69 - 名前が出りゅ!出りゅよ! 2014/06/03(火) 20:11:58 ID:yoQThBx.
さっと飛び出した賊は林の中を身をかがめながら駆けていきます。
左手を怪我しているのでそれを庇ってはいるものの、それでもその速さはすさまじいのです。
遅れて飛び出した先生と厚史少年が賊を追いかけます。
しかし、賊にとってその林はよく知ったところですから、すいすいと木の中を駆け抜け、
後から追いかける二人は賊を見失わないようにと気をつける必要もあるものですから
なかなか追い付くことが出来ません。
「先生、このままじゃあいつに逃げられてしまいます」
心配になった厚史少年が、走りながら唐澤先生に話しかけます。
「このままだったら逃げられてしまうかもね」
「えっ、このままだったら、というのはどういうことですか」
そんな話を二人がしているとき、賊は林を抜けてひらけた場所に出ました。
道路があり、すこし行けば住宅地へと抜けることが出来そうです。
もしこのすばしっこい暗黒弁護士が、道路が複雑に入り組んだ住宅地へと出てしまったらどうなるでしょうか。
あの二人とはいえ追いつくことは難しいでしょう。
林だったら遠くに人影をみたり、草木をかきわける音が聞こえますから、なんとか追跡することができます。
しかし住宅地となるとそうはいきません。
しかも、もっとも恐ろしいのは暗黒弁護士がどこかの家に入り、そこの住人を人質にとることです。
そんな事態はなんとしても避けなければなりません。
「ああっ、先生、まずいですよ。賊が行ってしまいます」
厚史少年が林を抜けた暗黒弁護士を見ながら声をあげます。
その時です。賊が行こうとしている道路の向こうから自動車がやってくる音が聞こえました。
もしかしたら賊の仲間のものでしょうか。
だとすると、それに乗って逃げることが出来てしまいます。
ですが安心したことにそれは賊の仲間ではないようです。その音にびっくりした様子を見せたからです。
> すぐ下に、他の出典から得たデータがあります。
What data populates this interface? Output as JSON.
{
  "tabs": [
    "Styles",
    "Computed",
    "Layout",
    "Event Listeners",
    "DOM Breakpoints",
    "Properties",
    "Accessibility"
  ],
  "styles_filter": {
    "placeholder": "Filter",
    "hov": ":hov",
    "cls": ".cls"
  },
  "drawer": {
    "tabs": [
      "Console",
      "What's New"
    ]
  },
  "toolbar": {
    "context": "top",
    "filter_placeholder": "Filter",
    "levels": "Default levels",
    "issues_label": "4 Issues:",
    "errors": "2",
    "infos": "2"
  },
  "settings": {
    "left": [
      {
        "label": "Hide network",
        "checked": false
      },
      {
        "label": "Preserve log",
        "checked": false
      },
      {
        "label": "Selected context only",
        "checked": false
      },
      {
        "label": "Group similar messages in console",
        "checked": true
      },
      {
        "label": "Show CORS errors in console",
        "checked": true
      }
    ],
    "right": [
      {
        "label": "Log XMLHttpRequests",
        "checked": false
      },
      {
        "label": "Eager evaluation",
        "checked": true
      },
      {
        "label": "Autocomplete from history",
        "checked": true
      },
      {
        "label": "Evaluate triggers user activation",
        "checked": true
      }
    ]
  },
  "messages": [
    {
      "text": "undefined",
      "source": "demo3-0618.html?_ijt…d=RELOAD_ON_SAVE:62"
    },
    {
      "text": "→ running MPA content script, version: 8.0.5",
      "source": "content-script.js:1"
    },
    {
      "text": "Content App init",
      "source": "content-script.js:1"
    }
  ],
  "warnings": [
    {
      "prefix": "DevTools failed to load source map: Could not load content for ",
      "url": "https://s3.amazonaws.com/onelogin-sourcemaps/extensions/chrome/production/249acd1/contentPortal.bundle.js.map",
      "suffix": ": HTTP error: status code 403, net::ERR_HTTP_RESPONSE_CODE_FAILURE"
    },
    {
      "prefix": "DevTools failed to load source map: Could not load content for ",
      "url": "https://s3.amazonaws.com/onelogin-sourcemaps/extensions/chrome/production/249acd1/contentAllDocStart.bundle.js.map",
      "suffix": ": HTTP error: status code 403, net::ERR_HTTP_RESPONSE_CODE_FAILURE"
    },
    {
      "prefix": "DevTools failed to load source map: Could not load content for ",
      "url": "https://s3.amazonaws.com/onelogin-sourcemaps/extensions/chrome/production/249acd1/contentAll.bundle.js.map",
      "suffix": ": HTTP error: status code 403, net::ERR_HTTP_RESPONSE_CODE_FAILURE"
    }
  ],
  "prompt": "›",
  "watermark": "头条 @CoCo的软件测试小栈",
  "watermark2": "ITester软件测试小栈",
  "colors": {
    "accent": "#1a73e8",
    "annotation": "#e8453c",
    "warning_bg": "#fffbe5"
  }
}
賊は一瞬ぎょっとした表情をしましたが、気にせずに行こうとします。
しかし立ち止まらざるを得ませんでした。
その自動車の音は、一台のものではなかったのです。
何台もの自動車が低い音を出しながら近づいて来たのです。
その自動車が遠くにあった時は、周りが暗いものですからはっきりとはわかりませんでしたが、
近づいた今や、その正体がわかります。
それはなんと警察の車両だったのです。
暗黒弁護士の近くに、車両は止まり、一斉に扉が開き制服を着た警察官がわーっと暗黒弁護士に向かって跳びかかりました。
賊はぐるっと身を翻すと、林でも道路の方向でもない方へと逃げようとします。
おまわりさん達が賊を追いかけていくのを見ながら、車両の一台から見覚えのある男が登場しました。
そうです、山内刑事です。
一体、どうして山内刑事はここに賊がいるということを知っていたのでしょうか。